Glenrothes distillery
- Location: Rothes
- Owner: Edrington
- Founded: 1879
- Status: Operational
- Water source: Spring on site
- No. of stills: 5 wash stills 5 spirit stills
- Capacity: 5,200,000 L

The Glenrothes
- Age(s): The 15, The 18, The 25
- Age(s): The 32, The 42, The 51

= The Glenrothes distillery =

Whisky distillery in Rothes

The Glenrothes distillery is a Speyside single malt Scotch whisky distillery located in the town of Rothes in the Speyside region of Scotland. The distillery sits beside the Burn of Rothes, in a glen on the edge of the town.

The Glenrothes does not have a visitor centre or run any public tours or tastings, with visits limited to private invitation only.

==History==
The distillery was built in 1878 by James Stuart & Co, who then also worked the nearby Macallan distillery. The first whisky ran off the stills on the 28 December 1879, the same day as the Tay Bridge disaster.
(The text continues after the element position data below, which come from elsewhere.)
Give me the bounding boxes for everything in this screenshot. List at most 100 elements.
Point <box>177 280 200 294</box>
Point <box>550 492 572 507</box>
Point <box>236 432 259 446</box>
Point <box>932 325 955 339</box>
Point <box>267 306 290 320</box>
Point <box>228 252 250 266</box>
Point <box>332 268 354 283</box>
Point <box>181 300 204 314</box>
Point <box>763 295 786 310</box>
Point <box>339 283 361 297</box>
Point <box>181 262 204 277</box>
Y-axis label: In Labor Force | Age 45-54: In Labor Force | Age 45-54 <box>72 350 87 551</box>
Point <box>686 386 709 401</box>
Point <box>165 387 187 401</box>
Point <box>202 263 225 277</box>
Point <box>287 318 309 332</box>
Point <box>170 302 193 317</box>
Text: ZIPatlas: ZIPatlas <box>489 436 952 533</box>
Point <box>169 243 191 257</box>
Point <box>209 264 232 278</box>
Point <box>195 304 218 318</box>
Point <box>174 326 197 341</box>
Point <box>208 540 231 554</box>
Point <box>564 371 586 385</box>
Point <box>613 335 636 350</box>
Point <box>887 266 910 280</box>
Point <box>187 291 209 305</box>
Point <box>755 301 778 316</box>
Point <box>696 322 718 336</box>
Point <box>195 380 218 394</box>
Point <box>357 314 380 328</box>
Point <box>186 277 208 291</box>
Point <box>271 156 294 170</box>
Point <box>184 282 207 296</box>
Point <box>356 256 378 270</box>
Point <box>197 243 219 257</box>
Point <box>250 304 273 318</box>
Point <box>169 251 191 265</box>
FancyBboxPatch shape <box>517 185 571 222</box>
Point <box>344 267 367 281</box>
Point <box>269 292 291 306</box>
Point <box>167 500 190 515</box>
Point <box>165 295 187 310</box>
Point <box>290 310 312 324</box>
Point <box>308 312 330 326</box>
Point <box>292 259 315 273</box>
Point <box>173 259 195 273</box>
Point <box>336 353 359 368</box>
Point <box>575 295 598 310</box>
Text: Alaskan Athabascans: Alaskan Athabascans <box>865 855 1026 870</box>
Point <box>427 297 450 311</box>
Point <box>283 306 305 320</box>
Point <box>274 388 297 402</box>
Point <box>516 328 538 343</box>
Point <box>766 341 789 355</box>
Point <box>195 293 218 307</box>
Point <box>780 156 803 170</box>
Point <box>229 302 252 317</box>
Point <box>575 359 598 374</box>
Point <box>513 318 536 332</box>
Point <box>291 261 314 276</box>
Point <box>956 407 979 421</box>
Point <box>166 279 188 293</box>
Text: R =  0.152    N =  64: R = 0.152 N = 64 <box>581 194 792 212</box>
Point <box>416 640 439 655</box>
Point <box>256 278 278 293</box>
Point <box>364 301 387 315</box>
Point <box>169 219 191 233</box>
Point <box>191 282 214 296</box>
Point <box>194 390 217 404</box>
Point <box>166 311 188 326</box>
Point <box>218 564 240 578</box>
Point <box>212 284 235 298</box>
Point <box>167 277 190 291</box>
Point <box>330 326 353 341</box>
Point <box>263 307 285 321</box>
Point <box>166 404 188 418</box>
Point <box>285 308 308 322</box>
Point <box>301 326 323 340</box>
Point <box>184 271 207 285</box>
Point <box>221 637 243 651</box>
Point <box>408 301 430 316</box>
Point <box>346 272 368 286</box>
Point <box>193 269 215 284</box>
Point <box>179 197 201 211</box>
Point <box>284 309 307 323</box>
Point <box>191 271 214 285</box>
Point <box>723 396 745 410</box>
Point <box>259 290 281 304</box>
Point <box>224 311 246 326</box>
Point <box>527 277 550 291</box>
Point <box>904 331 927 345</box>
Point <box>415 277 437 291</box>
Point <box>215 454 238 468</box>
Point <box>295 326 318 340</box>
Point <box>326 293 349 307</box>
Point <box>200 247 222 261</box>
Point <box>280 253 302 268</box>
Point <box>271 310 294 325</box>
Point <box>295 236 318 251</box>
The distillery itself had a shaky start and turbulent history. Over-proof whisky is notoriously highly flammable and the distillery has paid the price. Extension work began in 1896 on a second malt kiln, and an increase in stills from two to four but, before the work was finished, a fire in December 1897 caused serious damage. The distillery saw further damage with a serious explosion in 1903.

Then, in 1922, a fire in Warehouse Number One caused the loss of 200000 impgal of whisky. Another fire in 1962 afforded the opportunity for expansion and a further re-build in 1982 extended the still hall to five wash stills and five spirit stills.